Шёнберг писал замечательную музыку. Но он ошибся. Хоть в его пьесах нет ни одного консонанса – все равно в них есть мажор и минор. Подразумеваемые. Они есть уже потому, что Шёнберг с ними спорит (для того он и придумал свою «додекафонию»). А как можно спорить с тем, чего нет?
Любое «против» реально только на фоне чьего-то «за». Самая жесткая какофония имеет смысл только на фоне старого, традиционного языка с его мажором и минором. Только он дает классике главное – возможность рассказывать истории. Только он дает ей кубики ее конструктора – события, ассоциации, сюжет, музыкальную форму.
Потому мы и понимаем, хорошая это музыка или нет. А если не понимаем – одно из двух:
· либо нам не хватает слухового опыта, и мы «не слышим» в ней событий, ассоциаций и т.п.
· либо она окончательно порвала и с событиями, и с ассоциациями, и с музыкальной формой, и со всем на свете.
А значит – стала не классической музыкой, а какой-то другой.

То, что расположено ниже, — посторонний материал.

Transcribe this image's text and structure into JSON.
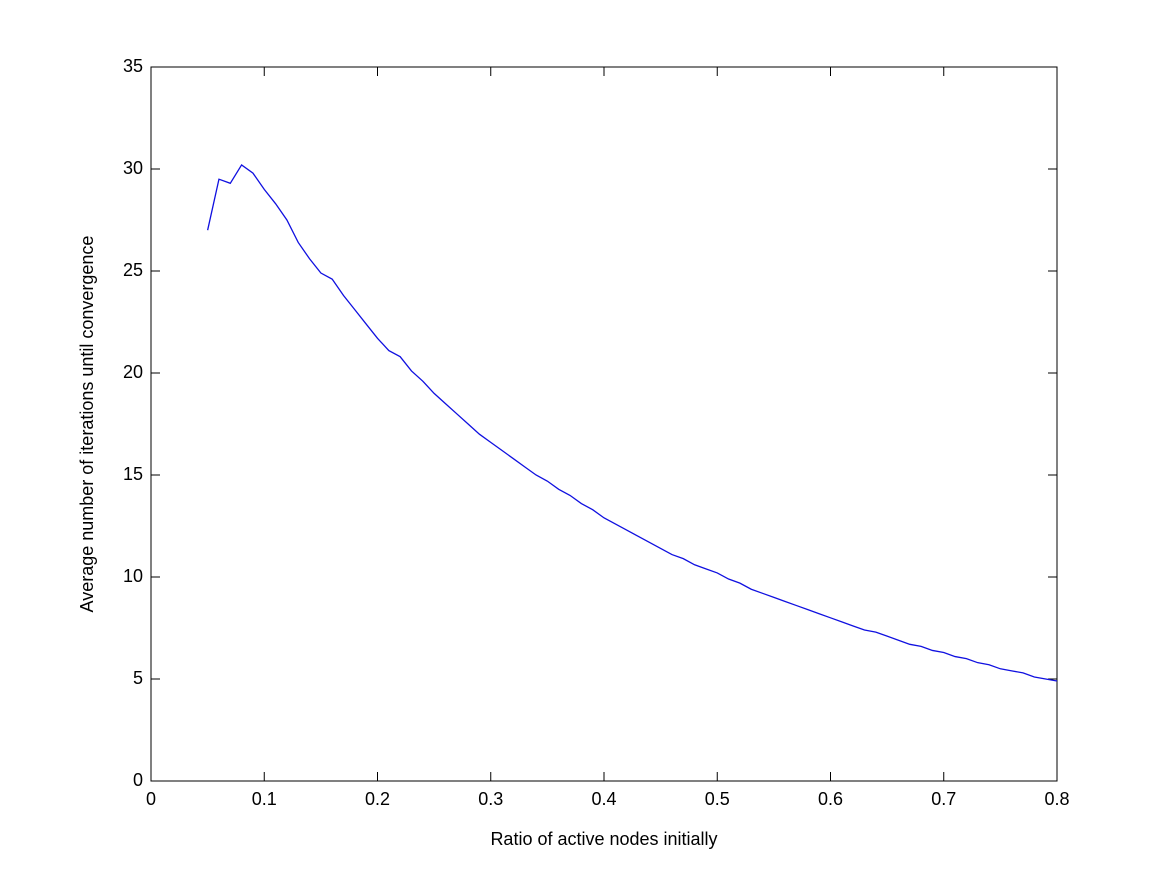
{
  "chart_data": {
    "type": "line",
    "xlabel": "Ratio of active nodes initially",
    "ylabel": "Average number of iterations until convergence",
    "x": [
      0.05,
      0.06,
      0.07,
      0.08,
      0.09,
      0.1,
      0.11,
      0.12,
      0.13,
      0.14,
      0.15,
      0.16,
      0.17,
      0.18,
      0.19,
      0.2,
      0.21,
      0.22,
      0.23,
      0.24,
      0.25,
      0.26,
      0.27,
      0.28,
      0.29,
      0.3,
      0.31,
      0.32,
      0.33,
      0.34,
      0.35,
      0.36,
      0.37,
      0.38,
      0.39,
      0.4,
      0.41,
      0.42,
      0.43,
      0.44,
      0.45,
      0.46,
      0.47,
      0.48,
      0.49,
      0.5,
      0.51,
      0.52,
      0.53,
      0.54,
      0.55,
      0.56,
      0.57,
      0.58,
      0.59,
      0.6,
      0.61,
      0.62,
      0.63,
      0.64,
      0.65,
      0.66,
      0.67,
      0.68,
      0.69,
      0.7,
      0.71,
      0.72,
      0.73,
      0.74,
      0.75,
      0.76,
      0.77,
      0.78,
      0.79,
      0.8
    ],
    "series": [
      {
        "color": "#1010e0",
        "values": [
          27.0,
          29.5,
          29.3,
          30.2,
          29.8,
          29.0,
          28.3,
          27.5,
          26.4,
          25.6,
          24.9,
          24.6,
          23.8,
          23.1,
          22.4,
          21.7,
          21.1,
          20.8,
          20.1,
          19.6,
          19.0,
          18.5,
          18.0,
          17.5,
          17.0,
          16.6,
          16.2,
          15.8,
          15.4,
          15.0,
          14.7,
          14.3,
          14.0,
          13.6,
          13.3,
          12.9,
          12.6,
          12.3,
          12.0,
          11.7,
          11.4,
          11.1,
          10.9,
          10.6,
          10.4,
          10.2,
          9.9,
          9.7,
          9.4,
          9.2,
          9.0,
          8.8,
          8.6,
          8.4,
          8.2,
          8.0,
          7.8,
          7.6,
          7.4,
          7.3,
          7.1,
          6.9,
          6.7,
          6.6,
          6.4,
          6.3,
          6.1,
          6.0,
          5.8,
          5.7,
          5.5,
          5.4,
          5.3,
          5.1,
          5.0,
          4.9
        ]
      }
    ],
    "xlim": [
      0,
      0.8
    ],
    "xticks": [
      0,
      0.1,
      0.2,
      0.3,
      0.4,
      0.5,
      0.6,
      0.7,
      0.8
    ],
    "ylim": [
      0,
      35
    ],
    "yticks": [
      0,
      5,
      10,
      15,
      20,
      25,
      30,
      35
    ]
  }
}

Чаще всего ее называют авангардом. Правда, это слово часто трактуют очень широко: авангардом именуют, скажем, не только замечательную пьесу Дьердя Лигети «Vox Aeterna», написанную хоть и сложным, но вполне музыкальным языком, но даже и Прокофьева. А уж он-то никогда не отказывался ни от мажора, ни от минора.
Но мы будем называть «авангардом» именно такую музыку – которая уже не вполне «классика» и, может быть, даже и не вполне музыка.
Ее начали сочинять музыкальные хулиганы еще в начале ХХ века. Например, итальянский футурист Филиппо Маринетти заявил, что городские шумы – рев моторов, автомобильные гудки и т.п. – и есть «музыка будущего». А русский композитор и художник Владимир Матюшин написал оперу «Победа над солнцем», в которой играл расстроенный рояль, а хор завывал, как свора дворняжек.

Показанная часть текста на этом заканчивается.